The first lacrosse recruiting class in program history committed to head coach Amanda O'Leary without a field or complex to show off, and O'Leary was the only coach on staff. There was uncertainty around the program, but at the head of it, Foley and O'Leary asked for trust.

The recruits didn't think that was too much to ask.

Multiple players chose Florida over strong lacrosse programs like Maryland, North Carolina and Johns Hopkins. They picked risk and upside over a sure thing, and it paid off.

"We didn't really know anything," said junior Sam Farrell, a member of the first recruiting class and current anchor of the Florida defense. "Amanda was the only coach when we got recruited. We didn't have any field or know anything about the program.

"They all told us to trust them and that we will be one of the top teams quickly. I guess we just all trusted them, and I'm really happy that I made that decision."

For the first two seasons, the lacrosse program at Florida was seen as an upstart group with a bright future. Currently in its third season, that title has changed into a national championship contender.

The Gators earned the program's first No. 1 ranking in the polls that came out on Tuesday, becoming the quickest team at Florida to earn a top ranking.

"I think we've made a statement, especially this year," O'Leary said. "With our number one ranking, I think we've put ourselves on the map."

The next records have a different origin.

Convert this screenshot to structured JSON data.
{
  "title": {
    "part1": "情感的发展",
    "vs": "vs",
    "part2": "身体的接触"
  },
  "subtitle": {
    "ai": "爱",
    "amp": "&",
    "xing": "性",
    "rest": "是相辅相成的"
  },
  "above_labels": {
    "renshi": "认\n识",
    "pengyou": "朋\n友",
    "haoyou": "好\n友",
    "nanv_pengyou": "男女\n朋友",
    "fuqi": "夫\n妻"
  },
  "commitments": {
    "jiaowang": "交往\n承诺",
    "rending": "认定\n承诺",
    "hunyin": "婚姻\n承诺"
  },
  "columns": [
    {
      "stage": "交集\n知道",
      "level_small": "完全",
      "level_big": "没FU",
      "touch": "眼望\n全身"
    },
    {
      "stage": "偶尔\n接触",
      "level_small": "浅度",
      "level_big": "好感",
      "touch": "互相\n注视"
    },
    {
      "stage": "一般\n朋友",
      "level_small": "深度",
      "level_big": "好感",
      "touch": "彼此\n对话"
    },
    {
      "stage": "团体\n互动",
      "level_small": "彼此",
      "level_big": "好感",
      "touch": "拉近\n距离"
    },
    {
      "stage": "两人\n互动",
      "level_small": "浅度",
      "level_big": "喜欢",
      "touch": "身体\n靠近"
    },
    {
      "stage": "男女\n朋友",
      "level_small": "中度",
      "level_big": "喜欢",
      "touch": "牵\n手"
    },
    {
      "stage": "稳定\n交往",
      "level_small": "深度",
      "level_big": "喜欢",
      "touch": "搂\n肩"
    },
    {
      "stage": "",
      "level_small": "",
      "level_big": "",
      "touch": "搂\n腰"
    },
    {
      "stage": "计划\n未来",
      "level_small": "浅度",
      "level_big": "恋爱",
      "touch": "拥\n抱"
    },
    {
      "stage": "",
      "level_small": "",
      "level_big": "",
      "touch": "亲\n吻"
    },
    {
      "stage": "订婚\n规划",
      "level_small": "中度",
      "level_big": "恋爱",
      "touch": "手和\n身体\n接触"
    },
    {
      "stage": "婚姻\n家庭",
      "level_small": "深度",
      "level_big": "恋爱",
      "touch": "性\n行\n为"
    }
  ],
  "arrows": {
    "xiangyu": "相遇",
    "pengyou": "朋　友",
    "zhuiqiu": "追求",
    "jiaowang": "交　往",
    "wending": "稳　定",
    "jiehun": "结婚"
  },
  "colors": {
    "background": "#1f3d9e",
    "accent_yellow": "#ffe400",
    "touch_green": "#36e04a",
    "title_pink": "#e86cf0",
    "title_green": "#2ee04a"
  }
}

The expectation was for the lacrosse program to improve in each of its early years, but no one expected the group to become the No. 1 seed in the NCAA Tournament this fast. Soon after taking the job as the Florida head coach, O'Leary was full of questions.

What if recruits didn't want to come to Florida? With lacrosse being mostly a northern sport, what if they didn't want to be far away from their family? What if they didn't develop when they got to campus?

Those doubts didn't take long to be erased.

The recruits lined up, seeing immediate playing time, a top-notch facility and a chance to compete at the highest level.

"Florida just has a tremendous reputation, academically and athletically," O'Leary said. "When you go into people's homes or bring people here to Florida, it sells itself. We are the best of both worlds.

"The recruiting aspect is pretty nice, considering a lot of these kids are coming from the north, so the weather certainly has been a help when you bring them in February and it's 75 and sunny, and they're flying back to the snow, rain and wind."

That home field advantage continues this Saturday, as Albany makes the trek from Stony Brook, New York to Gainesville. The high temperature in Stony Brook on Saturday is 73, but Albany will play at Florida where the high is 85 degrees.

It's step one in what the Gators hope is a long run at an NCAA Championship. However, it didn't start this season or even in offseason workouts. It began when Foley elected to start a lacrosse program and ask for trust from what turned out to be the top-ranked recruiting class in the country.

"These young women were trailblazers," O'Leary said. "They could've gone anywhere in the country, but they chose to come here and make a mark on this program. They set a standard and it's one that we're really proud of."

The risk paid off, and the veterans on the team are seeing the groundwork of a potentially dominant program.

"In a couple years, we're going to look back and realize that we helped start this program and bring it to where it is," Farrell said. "That's going to be huge."